How to Reconfigure a Master KDC to Use Incremental Propagation (System Administration Guide: Security Services)

System Administration Guide: Security Services

How to Reconfigure a Master KDC to Use Incremental Propagation

The steps in this procedure can be used to reconfigure an existing master KDC to use incremental propagation. In this procedure, the following configuration parameters are used:

Realm name = EXAMPLE.COM
DNS domain name = example.com
Master KDC = kdc1.example.com
Slave KDC = kdc2.example.com
admin principal = kws/admin

Add entries to kdc.conf.

You need to enable incremental propagation and select the number of updates the KDC master keeps in the log. See the kdc.conf(4) man page for more information.
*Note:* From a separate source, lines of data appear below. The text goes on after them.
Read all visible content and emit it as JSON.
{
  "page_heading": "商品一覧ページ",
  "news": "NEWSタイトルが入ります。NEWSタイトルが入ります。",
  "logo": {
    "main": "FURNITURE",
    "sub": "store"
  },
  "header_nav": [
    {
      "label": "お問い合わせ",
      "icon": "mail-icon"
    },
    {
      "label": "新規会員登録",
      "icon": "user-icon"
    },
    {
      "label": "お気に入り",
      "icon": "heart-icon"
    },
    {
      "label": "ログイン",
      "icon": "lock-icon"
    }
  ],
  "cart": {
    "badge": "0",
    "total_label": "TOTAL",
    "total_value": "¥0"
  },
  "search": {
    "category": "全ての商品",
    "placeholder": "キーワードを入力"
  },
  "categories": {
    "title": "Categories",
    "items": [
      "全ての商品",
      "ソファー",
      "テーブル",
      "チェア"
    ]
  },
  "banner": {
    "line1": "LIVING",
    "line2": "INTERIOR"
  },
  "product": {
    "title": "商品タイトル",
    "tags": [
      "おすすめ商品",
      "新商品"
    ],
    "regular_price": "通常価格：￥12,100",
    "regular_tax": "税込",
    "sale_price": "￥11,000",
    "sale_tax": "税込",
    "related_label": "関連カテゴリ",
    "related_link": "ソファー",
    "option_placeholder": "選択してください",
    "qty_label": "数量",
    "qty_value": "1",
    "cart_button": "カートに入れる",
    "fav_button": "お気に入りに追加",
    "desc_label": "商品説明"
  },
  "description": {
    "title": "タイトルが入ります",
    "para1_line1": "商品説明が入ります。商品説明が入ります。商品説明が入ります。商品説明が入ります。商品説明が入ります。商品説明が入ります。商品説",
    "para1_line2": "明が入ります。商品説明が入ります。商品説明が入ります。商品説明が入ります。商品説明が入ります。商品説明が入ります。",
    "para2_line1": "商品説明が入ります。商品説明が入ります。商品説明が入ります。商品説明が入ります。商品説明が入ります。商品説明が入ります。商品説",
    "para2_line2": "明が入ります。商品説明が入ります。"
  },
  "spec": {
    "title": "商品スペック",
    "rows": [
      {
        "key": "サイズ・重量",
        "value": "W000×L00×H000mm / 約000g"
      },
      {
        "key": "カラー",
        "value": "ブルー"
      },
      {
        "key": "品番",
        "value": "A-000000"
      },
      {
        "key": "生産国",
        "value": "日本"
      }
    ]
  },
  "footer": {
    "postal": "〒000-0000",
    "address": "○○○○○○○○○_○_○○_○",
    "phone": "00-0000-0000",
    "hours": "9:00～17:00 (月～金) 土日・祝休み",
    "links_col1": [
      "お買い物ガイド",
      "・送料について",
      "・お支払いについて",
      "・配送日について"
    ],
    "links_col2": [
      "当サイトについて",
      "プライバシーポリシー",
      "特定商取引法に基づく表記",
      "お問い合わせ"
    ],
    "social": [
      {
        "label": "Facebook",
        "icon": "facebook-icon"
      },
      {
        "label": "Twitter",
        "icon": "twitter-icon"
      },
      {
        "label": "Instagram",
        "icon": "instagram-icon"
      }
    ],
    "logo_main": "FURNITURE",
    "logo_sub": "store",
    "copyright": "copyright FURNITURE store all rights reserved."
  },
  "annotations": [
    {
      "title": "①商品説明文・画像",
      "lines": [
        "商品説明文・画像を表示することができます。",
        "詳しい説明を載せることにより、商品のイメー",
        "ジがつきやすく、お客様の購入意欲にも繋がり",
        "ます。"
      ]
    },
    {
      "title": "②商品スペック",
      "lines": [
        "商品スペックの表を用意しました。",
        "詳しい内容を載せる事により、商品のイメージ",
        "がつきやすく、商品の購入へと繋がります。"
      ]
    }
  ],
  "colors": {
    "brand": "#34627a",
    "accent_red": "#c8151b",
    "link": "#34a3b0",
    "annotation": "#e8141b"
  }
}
kdc1 # cat /etc/krb5/kdc.conf
[kdcdefaults]
        kdc_ports = 88,750

[realms]
        EXAMPLE.COM= {
                profile = /etc/krb5/krb5.conf
                database_name = /var/krb5/principal
                acl_file = /etc/krb5/kadm5.acl
                kadmind_port = 749
                max_life = 8h 0m 0s
                max_renewable_life = 7d 0h 0m 0s
                sunw_dbprop_enable = true
                sunw_dbprop_master_ulogsize = 1000
        }

Create the kiprop principal.

The kiprop principal is used to authenticate the master KDC server and to authorize updates from the master KDC.

kdc1 # /usr/sbin/kadmin -p kws/admin
Enter password: <Type kws/admin password>
kadmin: addprinc -randkey kiprop/kdc1.example.com
Principal "kiprop/kdc1.example.com@EXAMPLE.COM" created.
kadmin: addprinc -randkey kiprop/kdc2.example.com
Principal "kiprop/kdc2.example.com@EXAMPLE.COM" created.
kadmin:

On the master KDC, add a kiprop entry to kadm5.acl

This entry allows the master KDC to receive requests for incremental propagation from the kdc2 server.
kdc1 # cat /etc/krb5/kadm5.acl */admin@EXAMPLE.COM * kiprop/kdc2.example.com@EXAMPLE.COM p

Comment out the kprop line in the root crontab file.

This step prevents the master KDC from propagating its copy of the KDC database.

kdc1 # crontab -e
#ident  "@(#)root       1.20    01/11/06 SMI"
#
# The root crontab should be used to perform accounting data collection.
#
# The rtc command is run to adjust the real time clock if and when
# daylight savings time changes.
#
10 3 * * * /usr/sbin/logadm
15 3 * * 0 /usr/lib/fs/nfs/nfsfind
1 2 * * * [ -x /usr/sbin/rtc ] && /usr/sbin/rtc -c > /dev/null 2>&1
30 3 * * * [ -x /usr/lib/gss/gsscred_clean ] && /usr/lib/gss/gsscred_clean
#10 3 * * * /usr/lib/krb5kprop_script kdc2.example.sun.com #SUNWkr5ma

Restart kadmind.

kdc1 # svcadm restart network/security/kadmin

Reconfigure all slave KDC servers that use incremental propagation.

See How to Reconfigure a Slave KDC to Use Incremental Propagation for complete instructions.